Single by Cher

from the album I'd Rather Believe in You
- B-side: "Borrowed Time"
- Released: 1976
- Recorded: 1976
- Studio: Larrabee North (North Hollywood, CA)
- Length: 2:43
- Label: Warner Bros.
- Songwriters: Michael Price; Dan Walsh;
- Producers: Michael Omartian; Steve Barri;

Cher singles chronology
| "Geronimo's Cadillac" (1975) | "Long Distance Love Affair" (1976) | "Pirate" (1976) |

= Long Distance Love Affair =

"Long Distance Love Affair" is a song recorded by the American singer and actress Cher, released as the only single from her thirteenth album, I'd Rather Believe in You (1976).

==Critical reception==
"Long Distance Love Affair" was praised by music critics.
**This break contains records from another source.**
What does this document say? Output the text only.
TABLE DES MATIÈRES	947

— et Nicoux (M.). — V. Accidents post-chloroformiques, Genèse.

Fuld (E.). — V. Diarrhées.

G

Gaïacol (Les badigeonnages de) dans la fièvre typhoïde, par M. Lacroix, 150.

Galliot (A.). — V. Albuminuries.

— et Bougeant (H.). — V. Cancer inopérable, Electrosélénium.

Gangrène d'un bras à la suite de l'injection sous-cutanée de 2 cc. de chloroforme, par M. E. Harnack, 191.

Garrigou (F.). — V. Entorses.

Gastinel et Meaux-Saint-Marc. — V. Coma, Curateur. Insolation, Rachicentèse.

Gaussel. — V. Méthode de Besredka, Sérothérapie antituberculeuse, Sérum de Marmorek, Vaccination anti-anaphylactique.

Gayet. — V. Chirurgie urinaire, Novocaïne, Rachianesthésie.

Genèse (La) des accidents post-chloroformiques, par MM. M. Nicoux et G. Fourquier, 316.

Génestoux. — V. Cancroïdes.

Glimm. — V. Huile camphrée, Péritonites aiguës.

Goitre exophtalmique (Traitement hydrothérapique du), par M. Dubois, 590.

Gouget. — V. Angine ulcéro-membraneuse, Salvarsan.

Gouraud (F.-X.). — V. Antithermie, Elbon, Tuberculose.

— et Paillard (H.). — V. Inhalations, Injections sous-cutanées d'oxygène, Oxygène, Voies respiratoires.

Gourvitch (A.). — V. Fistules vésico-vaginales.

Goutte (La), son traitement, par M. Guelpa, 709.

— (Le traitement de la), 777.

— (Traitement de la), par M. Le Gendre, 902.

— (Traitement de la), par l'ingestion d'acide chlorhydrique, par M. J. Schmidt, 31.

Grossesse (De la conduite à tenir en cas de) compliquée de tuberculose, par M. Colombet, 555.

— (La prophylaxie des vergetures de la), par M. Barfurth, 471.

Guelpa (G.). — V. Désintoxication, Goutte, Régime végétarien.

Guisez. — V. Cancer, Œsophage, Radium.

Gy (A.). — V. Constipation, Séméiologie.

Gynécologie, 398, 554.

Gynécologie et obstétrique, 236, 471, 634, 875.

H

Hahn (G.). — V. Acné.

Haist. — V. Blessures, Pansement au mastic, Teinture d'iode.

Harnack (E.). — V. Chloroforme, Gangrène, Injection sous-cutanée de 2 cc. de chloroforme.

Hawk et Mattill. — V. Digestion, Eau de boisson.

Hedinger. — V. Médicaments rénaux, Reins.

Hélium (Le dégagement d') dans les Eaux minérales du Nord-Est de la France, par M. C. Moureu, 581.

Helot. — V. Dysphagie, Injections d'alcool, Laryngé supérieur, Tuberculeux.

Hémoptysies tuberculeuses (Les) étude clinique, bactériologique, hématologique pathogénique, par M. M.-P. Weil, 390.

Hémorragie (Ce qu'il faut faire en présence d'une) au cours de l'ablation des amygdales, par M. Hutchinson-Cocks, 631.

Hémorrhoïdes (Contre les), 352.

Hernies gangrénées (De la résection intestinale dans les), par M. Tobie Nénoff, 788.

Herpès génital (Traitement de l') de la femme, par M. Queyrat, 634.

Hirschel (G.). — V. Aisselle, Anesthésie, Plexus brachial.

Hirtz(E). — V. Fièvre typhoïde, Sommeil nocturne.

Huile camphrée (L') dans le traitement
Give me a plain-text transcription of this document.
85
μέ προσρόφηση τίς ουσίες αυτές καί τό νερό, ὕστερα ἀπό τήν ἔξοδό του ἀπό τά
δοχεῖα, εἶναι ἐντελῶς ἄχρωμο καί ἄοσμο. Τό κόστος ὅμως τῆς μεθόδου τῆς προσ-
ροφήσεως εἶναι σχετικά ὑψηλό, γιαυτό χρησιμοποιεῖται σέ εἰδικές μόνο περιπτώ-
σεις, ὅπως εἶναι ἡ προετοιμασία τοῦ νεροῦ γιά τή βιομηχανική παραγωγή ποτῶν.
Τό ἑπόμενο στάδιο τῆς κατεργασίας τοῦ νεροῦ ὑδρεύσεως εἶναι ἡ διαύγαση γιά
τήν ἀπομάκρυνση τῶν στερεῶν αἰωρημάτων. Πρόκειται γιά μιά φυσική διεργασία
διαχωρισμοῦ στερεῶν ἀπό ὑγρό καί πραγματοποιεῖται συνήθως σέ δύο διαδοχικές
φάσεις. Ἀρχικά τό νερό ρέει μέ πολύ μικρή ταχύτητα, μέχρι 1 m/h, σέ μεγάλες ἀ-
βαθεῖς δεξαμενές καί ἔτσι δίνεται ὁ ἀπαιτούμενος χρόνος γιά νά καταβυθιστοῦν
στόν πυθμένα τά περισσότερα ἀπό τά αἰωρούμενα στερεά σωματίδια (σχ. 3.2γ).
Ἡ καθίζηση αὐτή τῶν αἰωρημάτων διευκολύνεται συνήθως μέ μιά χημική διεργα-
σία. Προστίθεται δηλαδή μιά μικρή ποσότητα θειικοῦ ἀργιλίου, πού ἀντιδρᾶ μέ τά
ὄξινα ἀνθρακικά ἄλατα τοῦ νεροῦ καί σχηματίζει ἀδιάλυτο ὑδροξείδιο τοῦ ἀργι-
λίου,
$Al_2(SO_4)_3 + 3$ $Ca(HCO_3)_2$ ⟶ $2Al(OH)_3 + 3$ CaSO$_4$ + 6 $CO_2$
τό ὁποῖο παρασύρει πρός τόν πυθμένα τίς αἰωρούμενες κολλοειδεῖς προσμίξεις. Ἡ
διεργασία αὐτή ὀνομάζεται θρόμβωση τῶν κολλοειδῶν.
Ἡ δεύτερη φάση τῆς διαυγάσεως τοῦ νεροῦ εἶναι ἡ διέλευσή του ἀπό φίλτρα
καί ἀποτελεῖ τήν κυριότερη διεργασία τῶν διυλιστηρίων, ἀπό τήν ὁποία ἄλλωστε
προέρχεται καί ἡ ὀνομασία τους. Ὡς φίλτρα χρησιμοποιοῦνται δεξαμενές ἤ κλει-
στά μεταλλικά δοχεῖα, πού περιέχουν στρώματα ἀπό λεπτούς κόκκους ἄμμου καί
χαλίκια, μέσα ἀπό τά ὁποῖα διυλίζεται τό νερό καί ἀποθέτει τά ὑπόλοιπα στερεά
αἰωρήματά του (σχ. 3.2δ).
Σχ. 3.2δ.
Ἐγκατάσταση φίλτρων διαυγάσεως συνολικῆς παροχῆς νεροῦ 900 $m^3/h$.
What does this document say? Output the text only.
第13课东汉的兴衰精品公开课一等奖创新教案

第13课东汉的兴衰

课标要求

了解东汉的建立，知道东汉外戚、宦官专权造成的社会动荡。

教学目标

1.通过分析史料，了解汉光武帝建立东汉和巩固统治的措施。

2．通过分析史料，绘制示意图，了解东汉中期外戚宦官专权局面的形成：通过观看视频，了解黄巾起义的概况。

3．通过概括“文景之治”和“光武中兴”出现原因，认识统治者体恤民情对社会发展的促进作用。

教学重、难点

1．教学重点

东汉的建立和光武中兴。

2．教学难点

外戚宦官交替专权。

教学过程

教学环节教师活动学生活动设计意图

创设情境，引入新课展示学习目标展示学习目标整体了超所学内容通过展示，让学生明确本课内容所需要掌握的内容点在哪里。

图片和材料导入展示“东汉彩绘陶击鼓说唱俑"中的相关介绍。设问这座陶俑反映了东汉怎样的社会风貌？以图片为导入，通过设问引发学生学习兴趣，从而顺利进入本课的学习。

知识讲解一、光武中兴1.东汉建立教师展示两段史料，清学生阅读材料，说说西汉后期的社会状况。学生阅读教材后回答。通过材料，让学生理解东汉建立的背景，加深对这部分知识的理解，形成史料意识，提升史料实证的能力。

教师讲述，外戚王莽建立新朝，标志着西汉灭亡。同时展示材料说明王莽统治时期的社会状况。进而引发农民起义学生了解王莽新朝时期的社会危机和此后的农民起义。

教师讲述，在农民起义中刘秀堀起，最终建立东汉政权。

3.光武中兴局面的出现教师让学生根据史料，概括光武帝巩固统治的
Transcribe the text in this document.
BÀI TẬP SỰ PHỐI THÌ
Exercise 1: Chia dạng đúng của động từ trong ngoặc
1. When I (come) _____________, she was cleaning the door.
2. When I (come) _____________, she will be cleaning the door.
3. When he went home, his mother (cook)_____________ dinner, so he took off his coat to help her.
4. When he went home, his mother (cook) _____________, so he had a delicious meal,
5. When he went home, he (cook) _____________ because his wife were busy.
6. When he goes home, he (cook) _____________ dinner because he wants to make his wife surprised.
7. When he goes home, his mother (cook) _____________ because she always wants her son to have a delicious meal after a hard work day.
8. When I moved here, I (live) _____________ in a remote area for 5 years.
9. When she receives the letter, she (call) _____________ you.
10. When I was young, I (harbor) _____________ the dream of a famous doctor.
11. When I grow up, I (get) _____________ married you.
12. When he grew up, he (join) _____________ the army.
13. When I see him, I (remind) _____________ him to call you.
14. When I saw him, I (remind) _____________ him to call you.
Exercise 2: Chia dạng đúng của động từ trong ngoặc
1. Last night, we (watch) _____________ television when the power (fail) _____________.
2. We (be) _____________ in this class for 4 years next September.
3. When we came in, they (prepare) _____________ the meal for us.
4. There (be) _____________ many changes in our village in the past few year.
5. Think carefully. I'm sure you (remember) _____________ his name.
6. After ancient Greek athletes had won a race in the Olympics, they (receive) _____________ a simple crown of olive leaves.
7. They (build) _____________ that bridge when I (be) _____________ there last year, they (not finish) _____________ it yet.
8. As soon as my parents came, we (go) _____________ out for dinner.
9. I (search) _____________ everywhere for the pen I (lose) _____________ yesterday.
On September 18, Record World included the song on its "Single Picks" list, naming it "a hit" and highlighting Cher's collaboration with the "successful production duo" (Michael Omartian and Steve Barri) that "framed her vocal with a spright pop arrangement". Greg Shaw, from Phonograph Record, opined that the song was the best in years from a singer he would almost given up on. He also considered the decision of replacing Snuff Garrett with Barri and Omartian "a good move for sure".